Cine Nueva Tribuna

CRÍTICA DE CINE

Hasta Que La Boda Nos Separe: Fiel al público

Hasta que la boda nos separe : CartelComedia | 110 min. | España |  2020

Título: Hasta Que La Boda Nos Separe.
Título original: Hasta Que La Boda Nos Separe.

Dirección: Dani de la Orden.
Guión: Olatz Arroyo, Eric Navarro, Marta Sánchez.
Intérpretes: Belén Cuesta, Álex García, Silvia Alonso, Antonio Dechent.

Estreno: 14/02/2020
Productora: Álamo Producciones Audiovisuales / Atresmedia Cine.

Distribuidora: A Contracorriente Films.

 

Sinopsis

Marina (Belén Cuesta) se gana la vida organizando bodas, y no porque sea especialmente  romántica, sino porque como ella dice: "cuando la gente está enamorada, no mira el dinero". A diferencia de sus clientes, Marina vive sin ataduras ni compromisos… hasta que una noche conoce a Carlos (Álex García), un 'affaire' más para ella y un momento de debilidad para él. Porque Carlos tiene novia: Alexia (Silvia Alonso), una chica perfecta y amiga de infancia de Marina. Todo se pondrá patas arriba cuando Alexia descubra la tarjeta de visita de Marina entre las cosas de Carlos, y lo interprete como una propuesta de matrimonio, diciendo que sí de inmediato. Claro que, los planes de boda plantearán infinitos problemas que amenazan con destruir su relación.

Crítica de Aleix Sales:

Desde su irrupción en el panorama cinematográfico con Barcelona, nit d’estiu en 2013, Dani de la Orden ha conseguido en prácticamente todos sus trabajos la difícil proeza de conectar con el público. Prueba de ello son los buenos rendimientos en taquilla de sus películas, salvo Litus (2019), la cual tenía una vertiente algo más teatral, autoral y, para que negarlo, madura que no era para un público de espectro tan amplio como las otras películas. La clave del éxito del cineasta catalán es ir a lo seguro y copiar los formatos de la comedia popular que han funcionado desde siempre en el cine anglosajón: historias románticas cruzadas (la dupla Barcelona), la road movie padre-hijo (El mejor verano de mi vida) o el regreso al pueblo de dos hermanos (El pregón). 

Hasta que la boda nos separe : Foto Belén Cuesta

“De la Orden entiende los códigos de la comedia y los sabe usar para confeccionar películas que aspiran a recuperar para el cine español esos espectadores desertores hacia los patrones americanos clásicos".

 La sencillez y efectividad de sus propuestas, sin moverse mucho de la fórmula establecida, son las que el público sigue comprando y él, con total legitimidad, las aprovecha para llevar una racha algo insólita en el cine español de casi película por año.
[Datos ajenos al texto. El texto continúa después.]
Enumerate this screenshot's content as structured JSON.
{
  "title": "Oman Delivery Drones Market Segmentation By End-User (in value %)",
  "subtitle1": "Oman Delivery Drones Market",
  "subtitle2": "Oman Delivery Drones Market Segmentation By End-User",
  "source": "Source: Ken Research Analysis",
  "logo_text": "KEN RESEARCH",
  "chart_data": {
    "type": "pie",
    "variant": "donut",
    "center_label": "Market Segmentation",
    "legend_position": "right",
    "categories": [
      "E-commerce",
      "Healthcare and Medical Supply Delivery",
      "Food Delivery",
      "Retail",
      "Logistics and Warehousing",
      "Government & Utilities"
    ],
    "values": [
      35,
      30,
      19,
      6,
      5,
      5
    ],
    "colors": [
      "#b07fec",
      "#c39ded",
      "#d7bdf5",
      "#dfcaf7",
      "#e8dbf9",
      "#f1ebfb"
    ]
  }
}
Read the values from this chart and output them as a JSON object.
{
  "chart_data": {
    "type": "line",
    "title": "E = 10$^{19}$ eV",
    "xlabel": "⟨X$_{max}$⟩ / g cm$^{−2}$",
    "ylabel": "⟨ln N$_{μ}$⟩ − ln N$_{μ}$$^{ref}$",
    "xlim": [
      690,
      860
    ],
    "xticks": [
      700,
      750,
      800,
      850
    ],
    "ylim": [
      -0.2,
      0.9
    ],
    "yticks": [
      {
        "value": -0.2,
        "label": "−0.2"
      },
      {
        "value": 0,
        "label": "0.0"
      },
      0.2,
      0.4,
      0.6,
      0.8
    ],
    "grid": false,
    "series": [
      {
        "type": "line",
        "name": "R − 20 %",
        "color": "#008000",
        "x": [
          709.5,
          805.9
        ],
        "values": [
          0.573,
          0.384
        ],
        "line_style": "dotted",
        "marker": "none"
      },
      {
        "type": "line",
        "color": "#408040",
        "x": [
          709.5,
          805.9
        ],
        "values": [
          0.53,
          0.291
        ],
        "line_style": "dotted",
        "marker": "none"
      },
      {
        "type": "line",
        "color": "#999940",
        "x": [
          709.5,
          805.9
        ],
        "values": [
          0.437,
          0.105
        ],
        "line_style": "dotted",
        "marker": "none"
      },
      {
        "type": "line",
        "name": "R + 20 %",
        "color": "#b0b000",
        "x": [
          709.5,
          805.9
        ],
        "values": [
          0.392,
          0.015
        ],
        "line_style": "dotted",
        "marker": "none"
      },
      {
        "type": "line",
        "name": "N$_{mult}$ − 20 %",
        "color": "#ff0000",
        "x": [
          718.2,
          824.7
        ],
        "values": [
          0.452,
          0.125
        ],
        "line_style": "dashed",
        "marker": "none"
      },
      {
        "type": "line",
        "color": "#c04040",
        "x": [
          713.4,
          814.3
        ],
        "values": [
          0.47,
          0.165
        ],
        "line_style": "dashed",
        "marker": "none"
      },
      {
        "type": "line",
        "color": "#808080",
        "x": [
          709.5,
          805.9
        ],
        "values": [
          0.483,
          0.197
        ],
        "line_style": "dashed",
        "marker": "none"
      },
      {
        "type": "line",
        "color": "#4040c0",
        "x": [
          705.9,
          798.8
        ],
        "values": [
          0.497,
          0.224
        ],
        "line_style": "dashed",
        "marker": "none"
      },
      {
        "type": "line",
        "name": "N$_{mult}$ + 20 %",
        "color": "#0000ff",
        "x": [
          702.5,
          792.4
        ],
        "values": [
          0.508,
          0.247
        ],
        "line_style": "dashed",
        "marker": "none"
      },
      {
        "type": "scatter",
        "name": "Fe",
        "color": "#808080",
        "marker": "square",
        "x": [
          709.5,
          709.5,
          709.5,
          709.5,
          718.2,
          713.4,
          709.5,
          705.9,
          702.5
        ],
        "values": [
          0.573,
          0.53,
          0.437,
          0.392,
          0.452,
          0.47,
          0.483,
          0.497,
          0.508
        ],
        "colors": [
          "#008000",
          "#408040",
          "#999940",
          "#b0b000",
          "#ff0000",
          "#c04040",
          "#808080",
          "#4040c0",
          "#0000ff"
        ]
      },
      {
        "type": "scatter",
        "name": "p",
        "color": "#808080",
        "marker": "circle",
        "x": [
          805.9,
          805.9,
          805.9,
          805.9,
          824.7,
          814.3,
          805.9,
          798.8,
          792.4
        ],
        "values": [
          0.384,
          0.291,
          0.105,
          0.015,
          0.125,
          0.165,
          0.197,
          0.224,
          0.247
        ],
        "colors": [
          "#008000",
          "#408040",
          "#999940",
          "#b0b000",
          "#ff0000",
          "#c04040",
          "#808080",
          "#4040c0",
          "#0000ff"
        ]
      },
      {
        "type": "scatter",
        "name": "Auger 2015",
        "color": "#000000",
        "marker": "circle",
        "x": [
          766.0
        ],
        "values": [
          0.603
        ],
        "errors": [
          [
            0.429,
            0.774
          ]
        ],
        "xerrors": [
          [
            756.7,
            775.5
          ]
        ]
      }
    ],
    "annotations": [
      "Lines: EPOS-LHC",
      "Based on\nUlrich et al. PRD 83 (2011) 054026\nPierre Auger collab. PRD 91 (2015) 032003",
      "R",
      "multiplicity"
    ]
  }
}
De la Orden entiende los códigos de la comedia y los sabe usar para confeccionar películas que aspiran a recuperar para el cine español esos espectadores desertores hacia los patrones americanos clásicos.

Hasta que la boda nos separe : Foto Álex García (II)

Con Hasta que la boda nos separe lleva a cabo el mismo plan y remakea la comedia francesa La wedding planner (Reem Kherici, 2017), que encaja perfectamente en el subgénero de bodas y enredo. Desde su cartel no engaña y la película es género puro y duro, cumpliendo a rajatabla con su estructura canónica y unos personajes arquetípicos, con una gama de secundarios que ejemplifican todos los clichés de la romcom. Ante la prefabricación estilística y un bombardeo de gags entre los que funcionan más de uno, está un reparto a quien atribuir el mérito de conseguir levantar todo el material gracias a su adecuado timing cómico, con la superdotada Belén Cuesta como capitana. Pese a su falta de pretensiones, es una pena que de la Orden y sus guionistas no aprovechen para hacer una lectura más actualizada y con un poso feminista más acorde con los tiempos que vivimos. Sin contar el papel mojado del personaje protagonista, que todo el mundo sabe como va acabar, hay una tentativa de ello en el personaje de Silvia Alonso que, sin embargo es desarrollado de un modo forzado y poco creíble que no resulta nada firme en su justificación. 

Hasta que la boda nos separe : Foto

Con ese conservadurismo inherente al género y sin riesgo alguno, no deja de ser un producto evasivo correcto que el espectador es capaz de recitar de memoria, pero cuya ligereza no molesta y puede sentar bien en pequeñas cosas de vez en cuando.